ちなみに、ゲインズバラは風景画を描くことを好み、肖像画は生活費を稼ぐための手段だったようです。
今回のロンドン・ナショナル・ギャラリー展には、ゲインズバラの風景画《水飲み場》も出展されています。
ゲインズバラの風景画、肖像画のどちらも見られるなんて贅沢な展覧会ですね。
ゴッホ《ひまわり》
言わずと知れた名画中の名画!とにかく圧がすごい(笑)
ゴッホは生涯に多くのひまわりの絵を描いたことで有名ですね。
花瓶に生けたひまわりを描いた作品のうち、今回出展される作品は「4番目のひまわり」ということになります。
ゴッホは南仏アルルに、芸術家の共同制作の場を作ろうと夢見ていました。
通称「黄色い家」にゴーガンが引っ越してくるのを待つ間に、この4番目のひまわりを描きました。
これからの生活に対する期待を膨らませながら描いていたのだと想像できます。
残念ながらゴーガン都の共同生活は長く続かずに破綻してしまいます…。
そのことを知っていると、ちょっぴり切なくなりますね。
今回初来日の名画というだけあって、日時指定制の入場とはいえ、《ひまわり》の絵の周囲には人だかりができていました。

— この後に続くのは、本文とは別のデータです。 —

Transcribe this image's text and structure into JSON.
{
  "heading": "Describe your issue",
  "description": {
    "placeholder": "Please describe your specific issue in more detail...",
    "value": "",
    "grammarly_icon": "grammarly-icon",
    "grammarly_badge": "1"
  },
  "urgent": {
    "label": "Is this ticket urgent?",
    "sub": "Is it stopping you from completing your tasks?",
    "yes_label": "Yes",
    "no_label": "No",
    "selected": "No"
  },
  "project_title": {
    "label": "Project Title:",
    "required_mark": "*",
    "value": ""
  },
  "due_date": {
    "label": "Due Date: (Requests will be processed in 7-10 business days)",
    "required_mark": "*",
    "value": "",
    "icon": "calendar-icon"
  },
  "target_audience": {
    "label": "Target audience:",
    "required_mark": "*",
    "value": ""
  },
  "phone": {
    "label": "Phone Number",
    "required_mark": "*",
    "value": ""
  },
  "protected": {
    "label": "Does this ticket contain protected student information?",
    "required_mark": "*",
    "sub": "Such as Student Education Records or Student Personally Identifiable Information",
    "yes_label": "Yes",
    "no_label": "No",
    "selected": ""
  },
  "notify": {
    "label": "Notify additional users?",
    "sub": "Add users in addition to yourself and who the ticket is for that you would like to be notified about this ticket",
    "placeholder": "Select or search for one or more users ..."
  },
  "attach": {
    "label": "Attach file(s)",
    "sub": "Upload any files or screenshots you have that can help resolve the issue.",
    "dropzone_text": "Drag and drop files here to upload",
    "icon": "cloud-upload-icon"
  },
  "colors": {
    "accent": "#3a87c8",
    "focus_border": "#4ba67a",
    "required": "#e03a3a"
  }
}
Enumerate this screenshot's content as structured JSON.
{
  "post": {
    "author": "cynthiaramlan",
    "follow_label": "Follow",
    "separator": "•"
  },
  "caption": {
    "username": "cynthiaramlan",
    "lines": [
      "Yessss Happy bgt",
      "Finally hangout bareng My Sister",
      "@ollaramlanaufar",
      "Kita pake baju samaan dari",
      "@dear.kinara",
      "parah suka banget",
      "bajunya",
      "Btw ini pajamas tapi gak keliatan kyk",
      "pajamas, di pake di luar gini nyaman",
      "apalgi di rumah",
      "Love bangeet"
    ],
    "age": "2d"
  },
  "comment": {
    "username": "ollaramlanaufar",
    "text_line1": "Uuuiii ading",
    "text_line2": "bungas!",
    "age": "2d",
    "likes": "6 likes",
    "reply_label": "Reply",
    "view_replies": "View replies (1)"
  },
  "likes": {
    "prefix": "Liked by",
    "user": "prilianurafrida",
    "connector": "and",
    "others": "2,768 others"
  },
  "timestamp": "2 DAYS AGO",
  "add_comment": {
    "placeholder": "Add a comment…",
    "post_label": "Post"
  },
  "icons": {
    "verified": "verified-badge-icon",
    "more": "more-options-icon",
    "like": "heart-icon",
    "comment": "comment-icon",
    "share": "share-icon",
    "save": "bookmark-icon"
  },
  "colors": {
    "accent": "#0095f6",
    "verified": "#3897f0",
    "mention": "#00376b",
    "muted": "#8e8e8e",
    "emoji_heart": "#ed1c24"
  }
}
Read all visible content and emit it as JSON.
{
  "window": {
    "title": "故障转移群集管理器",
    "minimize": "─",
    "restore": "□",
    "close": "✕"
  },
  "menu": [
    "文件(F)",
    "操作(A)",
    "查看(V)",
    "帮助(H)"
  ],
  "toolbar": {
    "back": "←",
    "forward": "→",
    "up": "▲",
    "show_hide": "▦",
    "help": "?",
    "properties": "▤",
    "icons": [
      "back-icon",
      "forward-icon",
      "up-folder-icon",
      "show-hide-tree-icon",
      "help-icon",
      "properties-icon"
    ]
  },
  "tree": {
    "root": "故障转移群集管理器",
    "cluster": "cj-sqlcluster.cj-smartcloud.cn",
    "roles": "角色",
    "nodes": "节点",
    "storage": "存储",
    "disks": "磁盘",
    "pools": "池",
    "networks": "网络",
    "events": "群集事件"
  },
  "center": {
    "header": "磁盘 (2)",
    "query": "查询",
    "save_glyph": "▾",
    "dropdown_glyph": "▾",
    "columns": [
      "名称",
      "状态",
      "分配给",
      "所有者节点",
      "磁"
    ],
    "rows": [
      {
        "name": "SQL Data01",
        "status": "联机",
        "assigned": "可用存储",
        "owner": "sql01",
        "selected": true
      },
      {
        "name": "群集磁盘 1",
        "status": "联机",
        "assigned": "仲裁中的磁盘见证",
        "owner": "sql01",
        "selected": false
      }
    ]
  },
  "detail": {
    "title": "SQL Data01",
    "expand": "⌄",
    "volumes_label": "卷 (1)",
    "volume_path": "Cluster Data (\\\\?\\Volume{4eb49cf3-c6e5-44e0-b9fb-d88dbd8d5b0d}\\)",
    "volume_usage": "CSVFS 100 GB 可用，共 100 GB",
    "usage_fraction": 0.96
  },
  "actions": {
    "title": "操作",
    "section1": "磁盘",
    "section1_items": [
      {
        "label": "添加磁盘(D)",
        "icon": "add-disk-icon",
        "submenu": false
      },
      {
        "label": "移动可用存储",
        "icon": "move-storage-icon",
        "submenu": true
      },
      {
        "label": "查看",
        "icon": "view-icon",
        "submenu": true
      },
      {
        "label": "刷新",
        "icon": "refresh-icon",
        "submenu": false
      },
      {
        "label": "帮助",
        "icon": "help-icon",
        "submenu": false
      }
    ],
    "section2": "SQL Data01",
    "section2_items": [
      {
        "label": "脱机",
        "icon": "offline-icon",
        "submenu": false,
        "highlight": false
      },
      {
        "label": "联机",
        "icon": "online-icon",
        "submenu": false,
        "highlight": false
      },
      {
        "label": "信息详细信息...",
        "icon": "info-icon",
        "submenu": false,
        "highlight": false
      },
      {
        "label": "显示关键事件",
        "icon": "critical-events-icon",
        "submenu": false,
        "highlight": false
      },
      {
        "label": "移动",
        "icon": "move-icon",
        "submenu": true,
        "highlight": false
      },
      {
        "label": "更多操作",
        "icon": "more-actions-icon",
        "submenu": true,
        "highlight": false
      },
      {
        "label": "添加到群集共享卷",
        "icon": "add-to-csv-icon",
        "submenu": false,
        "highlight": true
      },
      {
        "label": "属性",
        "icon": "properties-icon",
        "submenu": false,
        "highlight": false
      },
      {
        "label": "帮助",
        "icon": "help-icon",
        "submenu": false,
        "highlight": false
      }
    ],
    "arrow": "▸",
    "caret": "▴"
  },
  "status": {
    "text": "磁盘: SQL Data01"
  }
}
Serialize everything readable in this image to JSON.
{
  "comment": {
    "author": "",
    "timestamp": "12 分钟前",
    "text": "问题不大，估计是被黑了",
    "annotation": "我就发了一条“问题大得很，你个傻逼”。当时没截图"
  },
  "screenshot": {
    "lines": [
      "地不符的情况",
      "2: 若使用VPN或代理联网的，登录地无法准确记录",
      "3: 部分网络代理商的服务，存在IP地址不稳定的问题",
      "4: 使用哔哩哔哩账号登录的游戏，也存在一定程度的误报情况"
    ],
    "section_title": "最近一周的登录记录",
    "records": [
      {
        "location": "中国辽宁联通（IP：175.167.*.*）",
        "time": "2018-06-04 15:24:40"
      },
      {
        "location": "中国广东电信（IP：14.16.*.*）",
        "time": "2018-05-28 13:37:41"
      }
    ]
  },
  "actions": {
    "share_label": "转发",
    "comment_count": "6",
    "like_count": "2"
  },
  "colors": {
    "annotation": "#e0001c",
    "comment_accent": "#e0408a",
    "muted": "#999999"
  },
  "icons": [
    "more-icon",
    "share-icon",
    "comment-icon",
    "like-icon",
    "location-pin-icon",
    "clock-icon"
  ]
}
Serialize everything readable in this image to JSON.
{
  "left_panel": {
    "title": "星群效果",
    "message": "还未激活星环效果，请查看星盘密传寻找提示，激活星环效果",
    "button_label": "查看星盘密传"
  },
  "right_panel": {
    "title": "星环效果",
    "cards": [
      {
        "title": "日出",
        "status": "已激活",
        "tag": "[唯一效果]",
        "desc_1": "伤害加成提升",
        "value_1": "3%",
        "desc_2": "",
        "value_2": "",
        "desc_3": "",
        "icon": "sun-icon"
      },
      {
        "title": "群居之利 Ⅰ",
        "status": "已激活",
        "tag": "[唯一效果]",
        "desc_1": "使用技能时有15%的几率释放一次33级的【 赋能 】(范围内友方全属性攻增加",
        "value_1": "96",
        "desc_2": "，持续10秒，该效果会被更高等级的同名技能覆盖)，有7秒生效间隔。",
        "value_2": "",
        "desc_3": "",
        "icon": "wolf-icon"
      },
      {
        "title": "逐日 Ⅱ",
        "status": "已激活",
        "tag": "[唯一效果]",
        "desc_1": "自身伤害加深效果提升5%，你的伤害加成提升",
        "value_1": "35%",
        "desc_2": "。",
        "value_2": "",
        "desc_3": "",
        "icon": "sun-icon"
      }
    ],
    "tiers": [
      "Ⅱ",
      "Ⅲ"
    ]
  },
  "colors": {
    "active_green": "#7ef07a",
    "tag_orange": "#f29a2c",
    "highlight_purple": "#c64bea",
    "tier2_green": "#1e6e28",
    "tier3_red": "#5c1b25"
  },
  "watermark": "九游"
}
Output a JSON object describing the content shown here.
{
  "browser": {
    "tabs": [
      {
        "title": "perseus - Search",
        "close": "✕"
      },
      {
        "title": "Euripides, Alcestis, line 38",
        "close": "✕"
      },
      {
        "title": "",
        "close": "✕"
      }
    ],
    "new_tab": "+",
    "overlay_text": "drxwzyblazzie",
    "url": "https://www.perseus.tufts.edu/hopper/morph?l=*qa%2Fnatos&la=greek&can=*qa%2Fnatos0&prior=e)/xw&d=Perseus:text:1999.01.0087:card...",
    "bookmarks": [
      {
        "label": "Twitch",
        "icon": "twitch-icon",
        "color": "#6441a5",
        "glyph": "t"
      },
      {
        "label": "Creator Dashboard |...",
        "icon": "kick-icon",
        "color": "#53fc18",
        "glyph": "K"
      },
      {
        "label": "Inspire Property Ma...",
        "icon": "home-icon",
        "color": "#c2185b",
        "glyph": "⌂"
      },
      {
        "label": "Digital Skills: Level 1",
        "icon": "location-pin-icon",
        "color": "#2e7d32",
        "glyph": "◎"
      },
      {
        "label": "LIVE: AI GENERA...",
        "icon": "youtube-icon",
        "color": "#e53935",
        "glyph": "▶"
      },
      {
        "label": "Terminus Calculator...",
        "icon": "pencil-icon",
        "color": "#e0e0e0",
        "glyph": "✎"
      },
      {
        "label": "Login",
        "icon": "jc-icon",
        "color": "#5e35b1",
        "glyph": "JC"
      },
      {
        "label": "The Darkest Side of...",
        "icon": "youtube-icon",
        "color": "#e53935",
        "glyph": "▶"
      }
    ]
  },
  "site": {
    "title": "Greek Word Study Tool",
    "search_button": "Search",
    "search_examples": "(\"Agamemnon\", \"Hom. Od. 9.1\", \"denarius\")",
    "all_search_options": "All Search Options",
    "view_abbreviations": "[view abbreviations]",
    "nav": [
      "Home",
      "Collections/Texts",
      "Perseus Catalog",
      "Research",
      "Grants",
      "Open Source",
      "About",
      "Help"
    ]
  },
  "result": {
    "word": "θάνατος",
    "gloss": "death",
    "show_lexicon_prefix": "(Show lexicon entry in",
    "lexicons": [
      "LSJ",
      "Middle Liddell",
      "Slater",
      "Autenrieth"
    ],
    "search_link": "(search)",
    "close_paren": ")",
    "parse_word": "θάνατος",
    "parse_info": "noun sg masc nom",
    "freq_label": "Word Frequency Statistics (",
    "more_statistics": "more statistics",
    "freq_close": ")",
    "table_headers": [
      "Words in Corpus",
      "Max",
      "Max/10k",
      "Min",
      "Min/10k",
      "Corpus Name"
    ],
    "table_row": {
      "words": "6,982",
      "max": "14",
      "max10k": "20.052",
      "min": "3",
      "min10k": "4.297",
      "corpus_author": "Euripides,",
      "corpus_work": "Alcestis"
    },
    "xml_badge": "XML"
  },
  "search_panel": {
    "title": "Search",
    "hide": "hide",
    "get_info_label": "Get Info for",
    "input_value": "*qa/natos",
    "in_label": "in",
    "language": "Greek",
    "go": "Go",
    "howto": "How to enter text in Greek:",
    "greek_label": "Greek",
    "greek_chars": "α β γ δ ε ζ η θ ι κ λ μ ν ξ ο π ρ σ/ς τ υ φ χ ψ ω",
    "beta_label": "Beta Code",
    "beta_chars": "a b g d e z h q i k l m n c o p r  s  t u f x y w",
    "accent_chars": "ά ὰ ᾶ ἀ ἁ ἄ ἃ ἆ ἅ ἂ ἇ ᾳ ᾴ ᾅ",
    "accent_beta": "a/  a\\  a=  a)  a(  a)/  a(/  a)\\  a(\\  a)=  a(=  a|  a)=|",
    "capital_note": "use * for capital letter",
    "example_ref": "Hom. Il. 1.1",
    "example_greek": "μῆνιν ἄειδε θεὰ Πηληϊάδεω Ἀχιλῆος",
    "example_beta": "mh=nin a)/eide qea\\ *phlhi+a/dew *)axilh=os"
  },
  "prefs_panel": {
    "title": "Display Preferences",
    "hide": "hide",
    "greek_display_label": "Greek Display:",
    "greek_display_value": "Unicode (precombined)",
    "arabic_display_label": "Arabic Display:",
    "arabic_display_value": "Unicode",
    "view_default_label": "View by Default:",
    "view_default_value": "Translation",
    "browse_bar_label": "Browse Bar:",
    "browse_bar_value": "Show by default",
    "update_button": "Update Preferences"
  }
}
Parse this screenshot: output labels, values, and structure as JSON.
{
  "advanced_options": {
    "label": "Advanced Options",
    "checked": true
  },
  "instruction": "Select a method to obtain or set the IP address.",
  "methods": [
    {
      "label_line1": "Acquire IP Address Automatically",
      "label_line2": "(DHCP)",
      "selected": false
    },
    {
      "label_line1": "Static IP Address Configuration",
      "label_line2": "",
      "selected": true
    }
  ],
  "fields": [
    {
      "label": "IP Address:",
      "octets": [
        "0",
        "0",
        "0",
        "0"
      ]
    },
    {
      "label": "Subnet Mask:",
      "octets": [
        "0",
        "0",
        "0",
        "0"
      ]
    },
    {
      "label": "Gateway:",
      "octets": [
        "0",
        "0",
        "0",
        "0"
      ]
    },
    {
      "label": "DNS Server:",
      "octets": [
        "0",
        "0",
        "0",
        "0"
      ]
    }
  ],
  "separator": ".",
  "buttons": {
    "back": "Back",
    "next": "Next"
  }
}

せっかくなので近くで鑑賞してきましたが、絵具の盛り上がりだけでなく、筆を押し付けたような凹みまで見ることができました。
ひまわりも、花瓶も、背景までも黄色が使われた作品ですが、打ち消し合うことなく良さを引き立たせあっています。
絵画好きの方にはぜひ観て欲しい一枚です!
まとめ
ロンドン・ナショナル・ギャラリー展は、もともと2020年3月3日に開幕予定でした。
しかしながら、コロナの流行によって当初の予定通りの開催が難しい状況でした。
そんな中、会期を変更して2020年6月18日より開催ということで、今回この歴史的な展覧会を見ることができるようになりました。
未曾有の状況の中、日本、イギリス双方の多くの関係者の方が、この展覧会を開催できるよう尽力してくださったことと思います。
もう感謝しかありません!
公式サイトにもある通り、ロンドン・ナショナル・ギャラリーが館外で大規模な作品展を開くのは初めてということで、歴史的に見ても非常に価値のある展覧会だと思います。
ぜひ「ロンドン・ナショナル・ギャラリー展」に足を運んで、西洋絵画の歴史を感じたりお気に入りの作品を見つけたりと、鑑賞を楽しんでいただきたいです。